Raffinerie de Kribi : Le projet Cstar passe à la vitesse supérieure
Le Cameroun amorce un tournant majeur dans sa politique énergétique. À travers le projet Cstar, porté par la Société nationale des hydrocarbures (SNH) et ses partenaires internationaux, le pays ambitionne de réduire sa dépendance aux importations pétrolières et de bâtir une véritable autonomie énergétique.

Moins d’un an après son lancement officiel en juillet 2025, le projet affiche des avancées significatives. Les études d’ingénierie sont réalisées à 80 %, tandis que les premières équipes techniques sont déjà opérationnelles sur le site de Mboro, à Kribi. Pour Nathalie Moukoudi, PDG de Cstar, cette dynamique traduit une volonté stratégique assumée. « SNH a décidé de prendre ses responsabilités afin de sécuriser les stocks pétroliers et garantir au Cameroun une résilience énergétique forte et durable », a-t-elle déclaré.

L’ambition dépasse la simple construction d’une raffinerie. Il s’agit de bâtir un écosystème industriel complet capable de transformer localement le pétrole brut extrait du territoire national, limitant ainsi la sortie de devises liée aux importations de carburants raffinés.

L’installation industrielle, conçue selon des standards technologiques de dernière génération, devrait atteindre progressivement une production significative, avec des essais techniques envisagés dès la fin de l’année 2026 et une exploitation commerciale prévue pour 2028.

Au cœur du dispositif figure également un terminal stratégique de stockage destiné à constituer des réserves nationales de carburant. Cette infrastructure permettra d’anticiper les crises d’approvisionnement et de stabiliser le marché intérieur face aux fluctuations internationales.

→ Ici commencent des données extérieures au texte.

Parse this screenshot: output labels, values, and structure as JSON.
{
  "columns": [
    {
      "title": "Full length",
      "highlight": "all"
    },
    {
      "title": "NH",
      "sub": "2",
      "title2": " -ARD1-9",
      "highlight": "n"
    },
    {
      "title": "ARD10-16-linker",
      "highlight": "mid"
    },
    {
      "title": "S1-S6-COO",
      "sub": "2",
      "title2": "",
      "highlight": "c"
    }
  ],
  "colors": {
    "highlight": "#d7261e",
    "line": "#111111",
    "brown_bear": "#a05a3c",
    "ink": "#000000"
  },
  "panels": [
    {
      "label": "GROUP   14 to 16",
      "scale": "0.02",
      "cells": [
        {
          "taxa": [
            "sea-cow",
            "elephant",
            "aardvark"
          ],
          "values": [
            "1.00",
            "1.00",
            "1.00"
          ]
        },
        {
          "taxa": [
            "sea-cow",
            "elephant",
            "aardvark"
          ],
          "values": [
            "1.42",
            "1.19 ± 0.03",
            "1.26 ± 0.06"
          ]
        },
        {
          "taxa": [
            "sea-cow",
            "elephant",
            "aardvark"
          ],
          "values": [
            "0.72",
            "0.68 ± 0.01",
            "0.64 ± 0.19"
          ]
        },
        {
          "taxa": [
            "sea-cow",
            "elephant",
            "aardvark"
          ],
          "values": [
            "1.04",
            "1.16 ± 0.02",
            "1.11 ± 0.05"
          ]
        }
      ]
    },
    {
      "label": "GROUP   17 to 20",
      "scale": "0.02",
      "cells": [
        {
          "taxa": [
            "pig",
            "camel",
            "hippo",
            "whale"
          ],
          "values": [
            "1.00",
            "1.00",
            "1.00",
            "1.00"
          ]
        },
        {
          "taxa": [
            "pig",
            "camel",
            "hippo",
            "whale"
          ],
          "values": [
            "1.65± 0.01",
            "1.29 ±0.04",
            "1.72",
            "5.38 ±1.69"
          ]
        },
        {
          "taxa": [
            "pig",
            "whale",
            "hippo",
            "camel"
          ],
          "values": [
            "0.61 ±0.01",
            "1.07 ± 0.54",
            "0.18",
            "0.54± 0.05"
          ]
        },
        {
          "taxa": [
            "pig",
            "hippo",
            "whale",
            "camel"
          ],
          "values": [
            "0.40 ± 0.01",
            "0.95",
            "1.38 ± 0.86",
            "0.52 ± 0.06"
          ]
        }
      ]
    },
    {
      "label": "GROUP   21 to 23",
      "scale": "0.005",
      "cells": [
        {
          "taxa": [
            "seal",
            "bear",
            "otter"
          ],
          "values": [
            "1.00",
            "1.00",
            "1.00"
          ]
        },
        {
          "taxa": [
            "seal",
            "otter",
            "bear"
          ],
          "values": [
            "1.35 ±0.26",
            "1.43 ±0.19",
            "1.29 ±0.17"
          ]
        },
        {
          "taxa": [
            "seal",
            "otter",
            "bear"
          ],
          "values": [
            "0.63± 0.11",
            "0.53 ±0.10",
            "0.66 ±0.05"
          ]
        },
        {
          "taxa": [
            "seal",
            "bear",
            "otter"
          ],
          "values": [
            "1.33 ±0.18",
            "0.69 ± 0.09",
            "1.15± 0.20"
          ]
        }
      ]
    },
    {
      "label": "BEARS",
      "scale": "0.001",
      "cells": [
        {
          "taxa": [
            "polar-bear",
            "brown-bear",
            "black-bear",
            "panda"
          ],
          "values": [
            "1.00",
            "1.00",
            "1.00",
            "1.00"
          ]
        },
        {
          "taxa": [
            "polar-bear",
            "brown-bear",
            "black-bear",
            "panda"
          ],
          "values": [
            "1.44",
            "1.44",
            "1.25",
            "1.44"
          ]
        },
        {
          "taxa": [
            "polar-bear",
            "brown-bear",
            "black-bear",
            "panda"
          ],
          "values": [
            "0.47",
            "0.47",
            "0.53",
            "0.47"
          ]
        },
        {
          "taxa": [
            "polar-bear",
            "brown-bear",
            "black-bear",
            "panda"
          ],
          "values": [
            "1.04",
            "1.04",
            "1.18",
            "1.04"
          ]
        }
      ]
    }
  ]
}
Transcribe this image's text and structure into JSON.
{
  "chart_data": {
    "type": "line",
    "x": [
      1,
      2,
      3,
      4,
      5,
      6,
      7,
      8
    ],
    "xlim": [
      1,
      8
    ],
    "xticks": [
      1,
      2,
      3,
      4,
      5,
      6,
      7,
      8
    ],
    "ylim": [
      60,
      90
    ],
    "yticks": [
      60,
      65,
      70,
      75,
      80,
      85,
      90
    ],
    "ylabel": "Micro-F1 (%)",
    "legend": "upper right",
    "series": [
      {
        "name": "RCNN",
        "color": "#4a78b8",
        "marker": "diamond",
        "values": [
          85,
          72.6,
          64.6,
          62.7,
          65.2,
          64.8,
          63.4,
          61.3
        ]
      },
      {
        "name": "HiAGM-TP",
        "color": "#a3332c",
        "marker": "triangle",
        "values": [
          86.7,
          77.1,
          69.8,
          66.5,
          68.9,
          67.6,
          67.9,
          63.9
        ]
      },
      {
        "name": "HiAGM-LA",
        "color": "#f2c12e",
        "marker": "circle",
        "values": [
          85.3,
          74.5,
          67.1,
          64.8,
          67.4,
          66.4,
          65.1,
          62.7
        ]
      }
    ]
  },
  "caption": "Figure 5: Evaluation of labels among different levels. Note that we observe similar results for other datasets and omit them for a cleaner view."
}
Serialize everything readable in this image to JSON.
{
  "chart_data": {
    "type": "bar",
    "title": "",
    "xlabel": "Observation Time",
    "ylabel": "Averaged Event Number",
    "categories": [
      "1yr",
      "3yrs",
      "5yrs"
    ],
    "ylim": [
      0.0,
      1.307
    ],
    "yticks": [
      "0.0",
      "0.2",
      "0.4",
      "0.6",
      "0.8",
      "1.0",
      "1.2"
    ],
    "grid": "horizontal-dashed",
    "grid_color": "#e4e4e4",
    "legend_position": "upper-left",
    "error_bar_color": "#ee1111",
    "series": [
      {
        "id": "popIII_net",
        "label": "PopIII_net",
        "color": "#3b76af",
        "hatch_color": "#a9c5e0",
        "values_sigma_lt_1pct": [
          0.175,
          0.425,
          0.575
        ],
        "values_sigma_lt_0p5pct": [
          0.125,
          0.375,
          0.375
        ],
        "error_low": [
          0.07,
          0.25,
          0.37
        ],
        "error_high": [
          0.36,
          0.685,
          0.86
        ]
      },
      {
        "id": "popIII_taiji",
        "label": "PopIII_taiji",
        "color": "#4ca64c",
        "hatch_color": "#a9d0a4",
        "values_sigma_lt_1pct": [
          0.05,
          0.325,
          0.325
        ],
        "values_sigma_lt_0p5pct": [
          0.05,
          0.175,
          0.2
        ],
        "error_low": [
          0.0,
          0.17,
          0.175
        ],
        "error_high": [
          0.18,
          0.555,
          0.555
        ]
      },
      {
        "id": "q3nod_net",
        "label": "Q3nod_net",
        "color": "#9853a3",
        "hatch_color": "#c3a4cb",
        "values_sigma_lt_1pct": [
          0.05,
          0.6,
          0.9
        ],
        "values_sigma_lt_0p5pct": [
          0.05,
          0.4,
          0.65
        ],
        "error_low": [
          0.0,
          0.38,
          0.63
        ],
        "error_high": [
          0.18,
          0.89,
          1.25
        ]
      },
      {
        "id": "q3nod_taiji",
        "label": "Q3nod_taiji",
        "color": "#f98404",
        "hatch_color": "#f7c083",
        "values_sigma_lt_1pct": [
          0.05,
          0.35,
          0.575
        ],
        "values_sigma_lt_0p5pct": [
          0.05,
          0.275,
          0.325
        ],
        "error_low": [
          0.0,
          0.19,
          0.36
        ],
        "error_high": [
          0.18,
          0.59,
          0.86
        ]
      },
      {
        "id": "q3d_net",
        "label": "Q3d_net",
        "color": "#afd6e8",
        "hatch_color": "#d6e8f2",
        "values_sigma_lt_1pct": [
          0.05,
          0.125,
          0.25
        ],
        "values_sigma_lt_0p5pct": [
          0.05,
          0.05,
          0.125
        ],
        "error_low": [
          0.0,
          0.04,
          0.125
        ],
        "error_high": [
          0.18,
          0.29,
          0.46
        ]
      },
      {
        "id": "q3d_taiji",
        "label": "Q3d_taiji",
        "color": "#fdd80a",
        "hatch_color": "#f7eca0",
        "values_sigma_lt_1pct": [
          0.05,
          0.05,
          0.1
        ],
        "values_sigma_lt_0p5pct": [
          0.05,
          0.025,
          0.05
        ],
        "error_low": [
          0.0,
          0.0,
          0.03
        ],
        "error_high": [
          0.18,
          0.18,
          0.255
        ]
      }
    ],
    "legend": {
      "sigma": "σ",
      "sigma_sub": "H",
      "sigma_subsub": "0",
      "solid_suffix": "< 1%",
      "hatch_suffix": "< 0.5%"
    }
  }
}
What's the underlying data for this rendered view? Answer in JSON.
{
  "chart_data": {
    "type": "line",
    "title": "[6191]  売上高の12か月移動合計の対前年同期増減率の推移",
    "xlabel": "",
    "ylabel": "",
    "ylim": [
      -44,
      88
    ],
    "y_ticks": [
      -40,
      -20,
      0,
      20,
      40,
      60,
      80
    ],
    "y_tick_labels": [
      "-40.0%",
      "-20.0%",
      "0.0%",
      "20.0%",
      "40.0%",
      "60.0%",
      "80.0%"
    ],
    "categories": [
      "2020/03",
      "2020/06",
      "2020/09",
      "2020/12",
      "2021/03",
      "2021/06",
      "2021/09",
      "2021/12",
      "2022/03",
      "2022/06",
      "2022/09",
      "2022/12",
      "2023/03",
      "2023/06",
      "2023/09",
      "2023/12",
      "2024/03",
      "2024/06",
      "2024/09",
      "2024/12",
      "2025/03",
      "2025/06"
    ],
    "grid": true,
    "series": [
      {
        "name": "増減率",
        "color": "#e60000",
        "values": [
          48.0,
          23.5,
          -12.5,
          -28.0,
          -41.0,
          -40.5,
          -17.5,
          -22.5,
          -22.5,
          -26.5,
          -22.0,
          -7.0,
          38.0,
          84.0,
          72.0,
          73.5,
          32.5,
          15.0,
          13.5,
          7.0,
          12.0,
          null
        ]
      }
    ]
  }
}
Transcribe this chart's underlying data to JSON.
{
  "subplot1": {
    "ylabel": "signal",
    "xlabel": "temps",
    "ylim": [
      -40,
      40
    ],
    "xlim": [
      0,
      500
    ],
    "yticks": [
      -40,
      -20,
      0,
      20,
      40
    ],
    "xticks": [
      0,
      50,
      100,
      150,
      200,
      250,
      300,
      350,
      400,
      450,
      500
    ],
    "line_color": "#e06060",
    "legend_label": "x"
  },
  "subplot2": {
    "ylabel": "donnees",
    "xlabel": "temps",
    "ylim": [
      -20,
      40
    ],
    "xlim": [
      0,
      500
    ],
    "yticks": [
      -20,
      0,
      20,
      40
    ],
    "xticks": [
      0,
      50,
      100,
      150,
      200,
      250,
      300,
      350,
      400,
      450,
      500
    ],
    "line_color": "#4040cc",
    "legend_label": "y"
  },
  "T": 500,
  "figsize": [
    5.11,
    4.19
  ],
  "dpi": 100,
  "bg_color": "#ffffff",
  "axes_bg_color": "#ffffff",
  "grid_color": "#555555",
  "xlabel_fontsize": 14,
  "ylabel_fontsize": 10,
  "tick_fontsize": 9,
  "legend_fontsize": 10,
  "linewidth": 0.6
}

Au plan économique, les retombées attendues sont considérables. Le projet représente un investissement global proche du milliard de dollars et devrait générer plus de 2 000 emplois directs et indirects, tout en favorisant le transfert de compétences grâce à des programmes de formation spécialisée destinés aux ingénieurs et techniciens camerounais.

Selon les responsables du projet, cette initiative marque une rupture dans la gestion énergétique nationale.

« La raffinerie et le terminal de stockage constituent des infrastructures historiques destinées à révolutionner et sécuriser l’écosystème énergétique tout en consolidant la chaîne logistique intérieure », affirme Nathalie Moukoudi.

En s’appuyant sur un partenariat international associant expertise technique, financement bancaire et implication des institutions publiques, Cstar se positionne progressivement comme un pilier structurant de l’industrialisation du Cameroun.

Au-delà des enjeux énergétiques, le projet incarne une vision plus large : celle d’un pays capable de transformer localement ses ressources naturelles, de créer de la valeur ajoutée et de renforcer sa souveraineté économique.

Si le calendrier est respecté, la raffinerie de Kribi pourrait ainsi devenir, d’ici quelques années, l’un des symboles majeurs de la mutation industrielle camerounaise.